A me interessa molto anche se non ho soluzioni precotte. Quando al Convegno ecclesiale di Firenze papa Francesco lasciò l’immagine di una “Chiesa in uscita”, ci lasciò la scatola di montaggio di questa Chiesa ma senza il libretto di istruzioni, che sarebbero state affar nostro. Uscire dal grotto: ci pensano i bambini. Ma poi? Se davvero l’89 per cento degli italiani si mostrano avvolti nella malinconia paralizzante, potrebbero rivolgersi al restante 10 per cento reattivo, che dà soddisfazione, guarda attorno a sé e pensa: ma dove sono tutti questi malinconici? Noi magari non lo siamo. O forse non lo sembriamo…

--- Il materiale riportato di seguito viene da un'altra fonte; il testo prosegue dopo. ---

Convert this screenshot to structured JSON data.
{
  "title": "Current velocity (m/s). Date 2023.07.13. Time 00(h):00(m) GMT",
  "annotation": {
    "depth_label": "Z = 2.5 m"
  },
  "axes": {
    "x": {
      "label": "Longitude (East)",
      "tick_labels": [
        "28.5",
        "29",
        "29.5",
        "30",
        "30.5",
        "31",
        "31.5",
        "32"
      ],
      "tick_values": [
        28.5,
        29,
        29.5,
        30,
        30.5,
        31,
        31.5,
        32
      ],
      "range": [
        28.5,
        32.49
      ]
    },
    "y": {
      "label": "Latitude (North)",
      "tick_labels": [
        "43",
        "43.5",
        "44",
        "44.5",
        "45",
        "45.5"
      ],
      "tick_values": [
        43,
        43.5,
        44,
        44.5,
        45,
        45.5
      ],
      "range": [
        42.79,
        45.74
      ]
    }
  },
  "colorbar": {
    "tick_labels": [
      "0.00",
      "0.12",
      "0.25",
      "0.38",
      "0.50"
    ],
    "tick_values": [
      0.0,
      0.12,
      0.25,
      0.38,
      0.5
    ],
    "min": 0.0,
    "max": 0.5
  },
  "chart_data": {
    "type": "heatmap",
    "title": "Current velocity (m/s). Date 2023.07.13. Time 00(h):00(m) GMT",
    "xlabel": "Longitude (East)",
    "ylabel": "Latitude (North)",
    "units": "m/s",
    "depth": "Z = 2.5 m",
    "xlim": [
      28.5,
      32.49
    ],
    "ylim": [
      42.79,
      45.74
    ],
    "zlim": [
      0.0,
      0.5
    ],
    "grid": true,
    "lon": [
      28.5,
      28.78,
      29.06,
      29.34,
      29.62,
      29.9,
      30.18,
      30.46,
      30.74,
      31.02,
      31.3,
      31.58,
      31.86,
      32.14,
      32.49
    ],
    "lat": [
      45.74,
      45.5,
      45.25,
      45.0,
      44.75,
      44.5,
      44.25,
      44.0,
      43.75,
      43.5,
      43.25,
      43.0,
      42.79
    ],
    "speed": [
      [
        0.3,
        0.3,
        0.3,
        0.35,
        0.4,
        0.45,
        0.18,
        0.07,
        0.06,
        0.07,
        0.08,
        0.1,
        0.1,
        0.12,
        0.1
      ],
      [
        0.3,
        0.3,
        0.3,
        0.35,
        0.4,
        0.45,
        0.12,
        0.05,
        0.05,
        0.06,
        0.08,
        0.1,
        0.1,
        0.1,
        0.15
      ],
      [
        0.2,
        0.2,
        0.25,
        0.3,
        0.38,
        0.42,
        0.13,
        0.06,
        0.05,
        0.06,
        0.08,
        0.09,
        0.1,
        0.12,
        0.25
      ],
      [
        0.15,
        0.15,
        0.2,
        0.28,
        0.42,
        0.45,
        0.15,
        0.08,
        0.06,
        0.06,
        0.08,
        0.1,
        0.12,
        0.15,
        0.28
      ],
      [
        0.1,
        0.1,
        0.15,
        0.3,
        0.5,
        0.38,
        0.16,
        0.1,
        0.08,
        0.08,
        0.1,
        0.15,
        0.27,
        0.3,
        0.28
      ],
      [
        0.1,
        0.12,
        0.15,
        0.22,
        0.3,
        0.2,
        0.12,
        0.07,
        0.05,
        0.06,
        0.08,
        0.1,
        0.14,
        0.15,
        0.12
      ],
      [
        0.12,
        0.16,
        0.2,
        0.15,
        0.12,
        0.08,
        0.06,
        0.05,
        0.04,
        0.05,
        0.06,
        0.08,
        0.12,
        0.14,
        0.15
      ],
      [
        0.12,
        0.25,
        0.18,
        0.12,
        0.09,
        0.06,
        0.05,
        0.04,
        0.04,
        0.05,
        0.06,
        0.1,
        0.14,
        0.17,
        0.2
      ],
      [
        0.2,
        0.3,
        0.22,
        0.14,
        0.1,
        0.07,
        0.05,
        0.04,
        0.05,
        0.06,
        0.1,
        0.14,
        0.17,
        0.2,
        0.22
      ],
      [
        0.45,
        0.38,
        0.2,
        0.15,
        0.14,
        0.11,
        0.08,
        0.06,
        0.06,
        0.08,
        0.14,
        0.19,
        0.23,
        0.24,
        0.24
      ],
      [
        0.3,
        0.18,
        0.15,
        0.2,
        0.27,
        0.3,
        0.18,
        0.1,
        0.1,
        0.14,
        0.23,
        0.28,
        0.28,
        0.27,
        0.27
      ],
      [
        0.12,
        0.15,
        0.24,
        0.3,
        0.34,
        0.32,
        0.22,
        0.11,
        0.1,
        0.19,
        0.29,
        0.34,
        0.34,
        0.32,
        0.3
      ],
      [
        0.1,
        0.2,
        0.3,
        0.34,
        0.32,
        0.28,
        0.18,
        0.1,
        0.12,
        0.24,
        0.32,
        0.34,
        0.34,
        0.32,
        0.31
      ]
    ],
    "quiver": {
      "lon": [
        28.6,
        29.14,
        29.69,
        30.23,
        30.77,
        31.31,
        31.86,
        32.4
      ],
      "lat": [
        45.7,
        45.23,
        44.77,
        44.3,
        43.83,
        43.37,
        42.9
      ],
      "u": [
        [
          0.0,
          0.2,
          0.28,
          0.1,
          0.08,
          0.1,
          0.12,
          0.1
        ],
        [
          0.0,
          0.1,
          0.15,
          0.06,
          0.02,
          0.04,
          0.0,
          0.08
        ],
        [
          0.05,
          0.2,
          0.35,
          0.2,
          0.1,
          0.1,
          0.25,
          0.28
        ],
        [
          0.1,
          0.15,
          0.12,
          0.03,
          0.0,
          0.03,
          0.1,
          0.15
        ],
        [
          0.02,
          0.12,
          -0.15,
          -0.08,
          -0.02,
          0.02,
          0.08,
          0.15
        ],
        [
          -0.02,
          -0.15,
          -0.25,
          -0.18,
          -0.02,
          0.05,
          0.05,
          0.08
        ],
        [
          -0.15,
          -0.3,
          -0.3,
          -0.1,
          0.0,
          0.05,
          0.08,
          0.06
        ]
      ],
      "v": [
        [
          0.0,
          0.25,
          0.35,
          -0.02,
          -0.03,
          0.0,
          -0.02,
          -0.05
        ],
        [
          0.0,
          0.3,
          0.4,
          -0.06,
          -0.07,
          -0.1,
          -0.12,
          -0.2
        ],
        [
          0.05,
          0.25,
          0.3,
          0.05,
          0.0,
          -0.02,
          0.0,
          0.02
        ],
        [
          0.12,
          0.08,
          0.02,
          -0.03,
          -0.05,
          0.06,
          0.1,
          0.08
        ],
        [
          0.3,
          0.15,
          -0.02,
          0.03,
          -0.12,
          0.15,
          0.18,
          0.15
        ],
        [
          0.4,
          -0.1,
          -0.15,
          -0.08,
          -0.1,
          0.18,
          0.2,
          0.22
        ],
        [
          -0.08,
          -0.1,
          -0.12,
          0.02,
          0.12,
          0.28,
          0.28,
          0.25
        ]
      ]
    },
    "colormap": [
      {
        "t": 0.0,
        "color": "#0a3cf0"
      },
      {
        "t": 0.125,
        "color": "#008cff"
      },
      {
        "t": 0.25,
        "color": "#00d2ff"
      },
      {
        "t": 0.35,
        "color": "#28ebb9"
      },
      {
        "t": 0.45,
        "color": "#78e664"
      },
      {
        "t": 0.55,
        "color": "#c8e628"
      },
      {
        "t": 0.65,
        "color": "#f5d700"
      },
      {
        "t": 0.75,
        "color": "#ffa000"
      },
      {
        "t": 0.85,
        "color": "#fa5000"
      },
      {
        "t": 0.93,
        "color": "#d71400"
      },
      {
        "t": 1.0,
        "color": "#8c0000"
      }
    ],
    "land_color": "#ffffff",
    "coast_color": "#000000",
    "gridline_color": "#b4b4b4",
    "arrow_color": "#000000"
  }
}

Forse, ma è solo un mezzo pensiero della notte, raccontare a persone malinconiche, incapaci di entusiasmo, che Gesù è sceso nel mondo per loro, ed è loro amico, potrebbe consistere nel fare loro compagnia, essere loro amici, dimostrare di saperli ascoltare, stringerci in un abbraccio ideale che sarà l’abbraccio di Gesù. Le parole verranno poi con la prima parola del Natale: pace.
Poi ci sarebbe da indagare se davvero le nostre comunità parrocchiali sono immuni dalla malinconia che induce alla ripetizione delle solite cose, senza entusiasmo né estro. Ma adesso è Natale, facciamo festa: per la mestizia c’è tempo.